Holidays are over, but need persists

Middleton Times Tribune - January 11, 2007
by Dietrich Gruen, Middleton Outreach Ministry

For two months each year, the telephone at Middleton Outreach Ministry (MOM) rings off the wall—mostly with calls from happy-sounding voices offering canned food, frozen turkeys, money, Christmas gifts, and volunteer help—especially for our annual Christmas Dinner (feeding 380 people) as well as this year’s “Sharing Christmas” (gifting 286 families made up of 1100 persons). Thank you, one and all!

But when the phone rings now, it's usually a family looking for help. Ouch!

Last Friday we answered 16 requests for assistance from people hurting in one way or the other: A sad, scared mom looking for a place to stay…. An embarrassed, humiliated dad swallowing his pride to ensure his wife and kids find food and shelter…. A guy looking desperately for work…. Another anxious over unmet medical bills…. A working couple seeking help with an unexpected auto repair.

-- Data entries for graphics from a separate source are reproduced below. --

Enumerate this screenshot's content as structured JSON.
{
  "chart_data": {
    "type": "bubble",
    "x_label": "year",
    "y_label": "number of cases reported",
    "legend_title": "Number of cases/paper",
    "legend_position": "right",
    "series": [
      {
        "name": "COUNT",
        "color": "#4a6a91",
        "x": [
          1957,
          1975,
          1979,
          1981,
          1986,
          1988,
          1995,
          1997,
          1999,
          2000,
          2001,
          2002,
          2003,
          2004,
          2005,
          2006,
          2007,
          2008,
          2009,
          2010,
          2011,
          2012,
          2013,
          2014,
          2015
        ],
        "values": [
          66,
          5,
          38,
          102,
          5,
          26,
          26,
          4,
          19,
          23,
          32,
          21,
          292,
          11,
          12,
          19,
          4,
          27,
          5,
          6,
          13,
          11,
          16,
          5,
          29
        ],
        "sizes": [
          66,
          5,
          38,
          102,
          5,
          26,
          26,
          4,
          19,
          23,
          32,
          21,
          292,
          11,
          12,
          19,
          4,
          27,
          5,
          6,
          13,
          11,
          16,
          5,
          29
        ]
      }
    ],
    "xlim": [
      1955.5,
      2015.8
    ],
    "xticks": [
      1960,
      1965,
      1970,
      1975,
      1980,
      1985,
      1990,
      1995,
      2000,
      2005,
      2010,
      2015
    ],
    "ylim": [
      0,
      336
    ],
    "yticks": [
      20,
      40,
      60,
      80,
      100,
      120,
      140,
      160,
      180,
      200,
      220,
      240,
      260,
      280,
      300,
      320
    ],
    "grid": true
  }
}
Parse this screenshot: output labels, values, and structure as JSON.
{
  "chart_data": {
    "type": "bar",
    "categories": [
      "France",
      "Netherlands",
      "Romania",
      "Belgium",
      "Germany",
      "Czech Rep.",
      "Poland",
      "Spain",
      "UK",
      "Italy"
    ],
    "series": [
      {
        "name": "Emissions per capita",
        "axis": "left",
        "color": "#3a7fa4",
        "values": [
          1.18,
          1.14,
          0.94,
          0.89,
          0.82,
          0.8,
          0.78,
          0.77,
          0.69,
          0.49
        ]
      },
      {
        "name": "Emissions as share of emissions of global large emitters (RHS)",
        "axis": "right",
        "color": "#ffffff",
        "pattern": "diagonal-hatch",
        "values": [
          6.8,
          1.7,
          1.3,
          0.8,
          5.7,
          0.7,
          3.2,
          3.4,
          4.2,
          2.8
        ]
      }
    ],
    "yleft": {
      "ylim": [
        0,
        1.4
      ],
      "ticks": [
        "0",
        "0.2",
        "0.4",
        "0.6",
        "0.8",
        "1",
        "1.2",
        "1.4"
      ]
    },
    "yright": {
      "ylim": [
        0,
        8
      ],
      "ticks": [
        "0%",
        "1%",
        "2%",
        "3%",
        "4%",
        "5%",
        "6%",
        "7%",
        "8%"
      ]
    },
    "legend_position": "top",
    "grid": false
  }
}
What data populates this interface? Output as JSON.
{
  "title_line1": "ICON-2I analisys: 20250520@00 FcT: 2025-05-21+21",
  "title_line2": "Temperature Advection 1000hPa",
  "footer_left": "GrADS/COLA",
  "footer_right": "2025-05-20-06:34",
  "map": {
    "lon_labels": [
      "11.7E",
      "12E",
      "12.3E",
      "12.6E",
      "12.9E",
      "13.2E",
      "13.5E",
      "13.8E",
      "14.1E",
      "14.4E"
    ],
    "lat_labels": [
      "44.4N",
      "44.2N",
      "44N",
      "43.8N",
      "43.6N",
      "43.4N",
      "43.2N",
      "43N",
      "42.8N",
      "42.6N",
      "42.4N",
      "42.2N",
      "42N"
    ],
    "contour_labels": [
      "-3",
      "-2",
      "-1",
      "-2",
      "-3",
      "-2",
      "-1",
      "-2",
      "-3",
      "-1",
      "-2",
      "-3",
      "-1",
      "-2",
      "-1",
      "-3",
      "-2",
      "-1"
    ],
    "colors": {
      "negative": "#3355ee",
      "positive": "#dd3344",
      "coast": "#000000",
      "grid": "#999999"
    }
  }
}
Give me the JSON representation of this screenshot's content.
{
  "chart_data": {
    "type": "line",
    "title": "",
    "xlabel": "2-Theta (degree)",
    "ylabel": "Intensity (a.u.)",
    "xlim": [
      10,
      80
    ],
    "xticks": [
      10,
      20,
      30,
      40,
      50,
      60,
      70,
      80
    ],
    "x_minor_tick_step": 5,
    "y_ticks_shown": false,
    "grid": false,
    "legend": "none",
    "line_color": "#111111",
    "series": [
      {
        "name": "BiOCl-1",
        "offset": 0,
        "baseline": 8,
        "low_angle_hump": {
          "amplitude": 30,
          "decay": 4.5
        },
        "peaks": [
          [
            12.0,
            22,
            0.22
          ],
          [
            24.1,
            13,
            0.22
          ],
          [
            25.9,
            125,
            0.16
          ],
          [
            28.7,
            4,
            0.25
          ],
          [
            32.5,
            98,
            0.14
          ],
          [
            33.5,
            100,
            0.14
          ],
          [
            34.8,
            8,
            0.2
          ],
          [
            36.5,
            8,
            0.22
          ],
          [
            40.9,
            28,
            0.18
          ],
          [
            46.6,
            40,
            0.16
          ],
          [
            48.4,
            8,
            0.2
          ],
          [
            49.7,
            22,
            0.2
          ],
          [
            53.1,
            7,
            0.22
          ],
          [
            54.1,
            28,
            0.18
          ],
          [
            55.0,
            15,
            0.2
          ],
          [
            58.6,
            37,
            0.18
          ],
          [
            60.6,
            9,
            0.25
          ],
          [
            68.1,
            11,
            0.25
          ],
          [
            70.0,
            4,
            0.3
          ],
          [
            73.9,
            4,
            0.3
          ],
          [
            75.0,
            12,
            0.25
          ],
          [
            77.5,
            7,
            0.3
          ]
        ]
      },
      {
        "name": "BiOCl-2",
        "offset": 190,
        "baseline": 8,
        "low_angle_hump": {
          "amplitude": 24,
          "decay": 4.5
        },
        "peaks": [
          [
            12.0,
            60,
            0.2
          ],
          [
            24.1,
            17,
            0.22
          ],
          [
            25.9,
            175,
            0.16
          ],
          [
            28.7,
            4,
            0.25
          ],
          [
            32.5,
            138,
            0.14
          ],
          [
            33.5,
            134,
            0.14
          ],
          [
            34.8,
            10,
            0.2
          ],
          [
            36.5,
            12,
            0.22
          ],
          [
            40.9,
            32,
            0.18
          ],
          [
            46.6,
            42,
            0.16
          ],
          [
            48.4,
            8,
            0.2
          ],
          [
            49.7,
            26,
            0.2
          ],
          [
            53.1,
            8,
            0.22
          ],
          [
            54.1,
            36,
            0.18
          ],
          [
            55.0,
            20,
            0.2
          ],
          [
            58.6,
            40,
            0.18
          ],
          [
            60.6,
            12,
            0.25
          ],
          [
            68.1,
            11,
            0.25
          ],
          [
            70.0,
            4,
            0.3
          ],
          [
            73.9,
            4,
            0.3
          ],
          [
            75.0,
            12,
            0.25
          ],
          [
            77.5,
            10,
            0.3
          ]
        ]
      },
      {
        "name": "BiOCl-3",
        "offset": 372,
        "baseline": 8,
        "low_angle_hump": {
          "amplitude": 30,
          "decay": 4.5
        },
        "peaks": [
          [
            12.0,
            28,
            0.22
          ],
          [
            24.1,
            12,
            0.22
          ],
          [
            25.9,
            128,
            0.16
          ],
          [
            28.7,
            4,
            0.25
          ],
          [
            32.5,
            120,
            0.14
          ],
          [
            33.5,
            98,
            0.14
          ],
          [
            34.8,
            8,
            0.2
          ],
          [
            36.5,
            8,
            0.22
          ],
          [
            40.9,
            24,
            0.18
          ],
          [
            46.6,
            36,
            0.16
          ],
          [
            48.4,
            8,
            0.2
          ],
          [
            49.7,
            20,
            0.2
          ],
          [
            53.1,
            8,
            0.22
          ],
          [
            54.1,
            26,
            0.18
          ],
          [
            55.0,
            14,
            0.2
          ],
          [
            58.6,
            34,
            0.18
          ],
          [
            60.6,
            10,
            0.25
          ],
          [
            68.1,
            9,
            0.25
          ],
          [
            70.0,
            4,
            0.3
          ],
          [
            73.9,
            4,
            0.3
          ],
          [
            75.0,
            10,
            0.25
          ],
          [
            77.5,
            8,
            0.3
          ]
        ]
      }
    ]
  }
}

You get the picture. The poor are with us year-round, not only during the Thanksgiving and Christmas holidays. Their stories of quiet desperation are each unique and may be hard for us to imagine, but with proper help, many of our client friends can and do turn their lives around.

To help those lives stabilize and turn around, we gratefully ask the Spirit of Giving to continue.

Thanks to more than 600 year-end gifts that ranged from $2 to $10,000, MOM was able to meet our 2006 goals for donations and the number of people served. While 75 percent of those gifts were $100 or less, gifts received between November 15 and December 31 added up to over $200,000. That’s 43 percent of our annual budget—all received in a few weeks!

Our goal in 2007 is that even more low-income families regain stability in their housing and thus in their lives. Together we can make it happen, in several ways:

So does a one-time or limited-term financial grant actually help a family escape poverty? Yes, evidence shows a lasting impact from grants like those MOM makes. If a family can avoid eviction or find and keep stable housing, the whole family benefits. Let me count the ways that your gift makes such a difference:

  1. When adults don’t have to worry about where to live, they parent better and they maintain their own relationships better.
  2. Less stress in the home helps adults and children maintain mental and physical health.
  3. Parents can concentrate their energies on finding or succeeding at work.
  4. Parents and children can build connections with activities, with churches and other helping agencies, and with supportive family and friends.
  5. Children can put down roots, instead of moving from school to school as their parents’ housing changes. They are more ready to learn and teaches who know them better can target teaching plans to meet special needs.
  6. Children who stay in one place develop deeper friendships and are more likely to participate in sports, arts programs, or other extra-curricular activities.
  7. Children whose families regularly use the Food Pantry and Clothing Closet will likely have better-balanced diets and better-suited clothing to help keep them healthy and socially comfortable.

MOM’s grants are no magic wand; they do not sweep away all social ills. But as part of a larger program of mentoring, case management, and connections to good neighbors and agencies, MOM’s help can truly make a difference.

As a result of the gifts received at the end of 2006, MOM plans to extend its vital services in 2007. So I bid you to remember the poor in the new year. Their needs continue throughout the year. The divine blessings and opportunities that you and I receive are for us to help change for the better the lives of those less fortunate. That indeed will make for a Happy New Year!

Editor’s note: Joan Deming, MOM’s Director of Resource Development, contributed to this story.